Viewing a single comment thread. View all comments

computing_professor t1_iyokex9 wrote

Huh. If it requires parallelization then why is the 3090 singled out as the one consumer GeForce card that is capable of memory pooling? It just seems weird. What exactly is memory pooling then, that the 3090 is capable of? I'm clearly confused.

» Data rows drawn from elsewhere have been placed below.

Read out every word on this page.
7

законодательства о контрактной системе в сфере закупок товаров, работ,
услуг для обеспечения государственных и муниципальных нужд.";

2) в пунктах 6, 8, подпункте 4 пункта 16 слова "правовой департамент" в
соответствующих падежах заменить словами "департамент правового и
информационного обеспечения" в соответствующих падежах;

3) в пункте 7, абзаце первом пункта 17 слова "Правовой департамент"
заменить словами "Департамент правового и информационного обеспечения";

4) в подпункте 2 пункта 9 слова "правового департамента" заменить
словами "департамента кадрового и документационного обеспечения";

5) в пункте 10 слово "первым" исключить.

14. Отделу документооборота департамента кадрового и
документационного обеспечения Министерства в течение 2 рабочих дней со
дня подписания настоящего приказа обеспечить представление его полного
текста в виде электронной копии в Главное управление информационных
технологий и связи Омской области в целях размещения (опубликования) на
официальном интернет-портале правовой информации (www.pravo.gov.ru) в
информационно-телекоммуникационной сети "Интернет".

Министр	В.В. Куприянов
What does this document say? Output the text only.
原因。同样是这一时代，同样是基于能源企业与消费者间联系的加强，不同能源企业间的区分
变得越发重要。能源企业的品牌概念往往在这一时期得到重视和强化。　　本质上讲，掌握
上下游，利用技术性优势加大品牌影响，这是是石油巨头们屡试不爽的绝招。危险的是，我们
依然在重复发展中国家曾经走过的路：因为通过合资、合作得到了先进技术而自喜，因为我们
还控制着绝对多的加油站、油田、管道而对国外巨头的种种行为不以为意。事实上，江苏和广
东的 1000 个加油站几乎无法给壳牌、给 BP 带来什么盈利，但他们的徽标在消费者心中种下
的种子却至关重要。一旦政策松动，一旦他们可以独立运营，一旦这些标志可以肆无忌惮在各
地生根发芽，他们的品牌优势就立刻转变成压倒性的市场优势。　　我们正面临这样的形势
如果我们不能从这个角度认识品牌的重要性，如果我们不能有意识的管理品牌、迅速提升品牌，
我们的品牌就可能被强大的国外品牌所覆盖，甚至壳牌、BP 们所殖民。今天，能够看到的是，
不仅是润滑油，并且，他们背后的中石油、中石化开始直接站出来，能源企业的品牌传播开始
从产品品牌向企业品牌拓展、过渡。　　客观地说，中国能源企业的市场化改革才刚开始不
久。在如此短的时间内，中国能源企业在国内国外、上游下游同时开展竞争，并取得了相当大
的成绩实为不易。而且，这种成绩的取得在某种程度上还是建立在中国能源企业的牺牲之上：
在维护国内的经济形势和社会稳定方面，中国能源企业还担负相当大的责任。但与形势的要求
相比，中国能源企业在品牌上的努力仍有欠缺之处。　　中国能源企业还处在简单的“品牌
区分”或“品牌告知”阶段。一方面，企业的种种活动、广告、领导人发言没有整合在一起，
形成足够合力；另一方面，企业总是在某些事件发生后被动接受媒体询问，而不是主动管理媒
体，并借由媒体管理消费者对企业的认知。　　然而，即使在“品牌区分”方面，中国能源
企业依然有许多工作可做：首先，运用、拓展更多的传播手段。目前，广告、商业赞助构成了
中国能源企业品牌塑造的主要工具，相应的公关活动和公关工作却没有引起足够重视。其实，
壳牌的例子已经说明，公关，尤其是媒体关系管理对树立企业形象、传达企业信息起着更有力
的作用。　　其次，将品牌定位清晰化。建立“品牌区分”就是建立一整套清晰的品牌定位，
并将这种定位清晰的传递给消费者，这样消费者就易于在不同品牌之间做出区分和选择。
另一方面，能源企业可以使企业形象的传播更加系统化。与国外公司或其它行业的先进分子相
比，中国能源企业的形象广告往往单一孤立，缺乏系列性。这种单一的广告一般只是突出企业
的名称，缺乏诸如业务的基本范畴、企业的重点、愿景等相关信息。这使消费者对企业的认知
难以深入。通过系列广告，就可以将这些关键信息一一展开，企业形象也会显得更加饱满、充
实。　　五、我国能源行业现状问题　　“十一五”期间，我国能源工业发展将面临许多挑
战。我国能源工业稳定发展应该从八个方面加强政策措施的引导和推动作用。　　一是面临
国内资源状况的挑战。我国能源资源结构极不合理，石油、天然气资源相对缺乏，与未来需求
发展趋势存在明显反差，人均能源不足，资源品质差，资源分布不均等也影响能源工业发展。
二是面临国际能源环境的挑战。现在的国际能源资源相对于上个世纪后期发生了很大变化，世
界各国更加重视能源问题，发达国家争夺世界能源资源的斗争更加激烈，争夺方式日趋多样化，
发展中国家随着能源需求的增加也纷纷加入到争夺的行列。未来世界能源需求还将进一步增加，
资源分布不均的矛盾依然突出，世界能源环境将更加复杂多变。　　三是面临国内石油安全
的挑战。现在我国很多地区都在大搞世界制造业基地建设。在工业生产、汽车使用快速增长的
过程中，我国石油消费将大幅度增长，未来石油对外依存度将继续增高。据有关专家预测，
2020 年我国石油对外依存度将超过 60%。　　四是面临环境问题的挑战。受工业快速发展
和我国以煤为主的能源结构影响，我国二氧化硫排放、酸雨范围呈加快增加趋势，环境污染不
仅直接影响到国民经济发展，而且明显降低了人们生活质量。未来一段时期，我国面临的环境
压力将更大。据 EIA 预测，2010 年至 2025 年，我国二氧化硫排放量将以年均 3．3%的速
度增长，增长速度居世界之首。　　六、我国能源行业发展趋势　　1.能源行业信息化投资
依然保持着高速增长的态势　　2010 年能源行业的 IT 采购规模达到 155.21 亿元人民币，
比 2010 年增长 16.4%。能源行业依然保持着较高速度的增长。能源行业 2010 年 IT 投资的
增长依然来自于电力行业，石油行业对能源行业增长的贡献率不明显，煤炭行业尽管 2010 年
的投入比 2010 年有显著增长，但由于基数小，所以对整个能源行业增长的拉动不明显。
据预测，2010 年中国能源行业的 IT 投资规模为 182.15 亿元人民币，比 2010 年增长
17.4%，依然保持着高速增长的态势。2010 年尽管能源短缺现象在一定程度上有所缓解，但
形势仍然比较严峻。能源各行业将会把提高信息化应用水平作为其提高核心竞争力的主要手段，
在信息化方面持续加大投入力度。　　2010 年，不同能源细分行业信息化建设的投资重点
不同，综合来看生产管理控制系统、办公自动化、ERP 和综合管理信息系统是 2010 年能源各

edit: I did find this from Puget that says

> For example, a system with 2x GeForce RTX 3090 GPUs would have 48GB of total VRAM

So it's possible to pool memory with a pair of 3090s. But I'm not sure how it's done in practice.

0

DingWrong t1_iyq0nr0 wrote

Big models get sharded and chunks get loaded on each gpu. There are a lot of frameworks ready for this as the big NLP models can't fit on a single gpu. Alpa even shards the model on different machines.

3

computing_professor t1_iyqaku8 wrote

Thanks. So it really isn't the same as how the Quadro cards share vram. That's really confusing.

1

Dexamph t1_izd1dy7 wrote

This is deadass wrong as that Puget statement was in the context of system memory, nothing to do with pooling: > How much RAM does machine learning and AI need?

>The first rule of thumb is to have at least double the amount of CPU memory as there is total GPU memory in the system. For example, a system with 2x GeForce RTX 3090 GPUs would have 48GB of total VRAM – so the system should be configured with 128GB (96GB would be double, but 128GB is usually the closest configurable amount).

1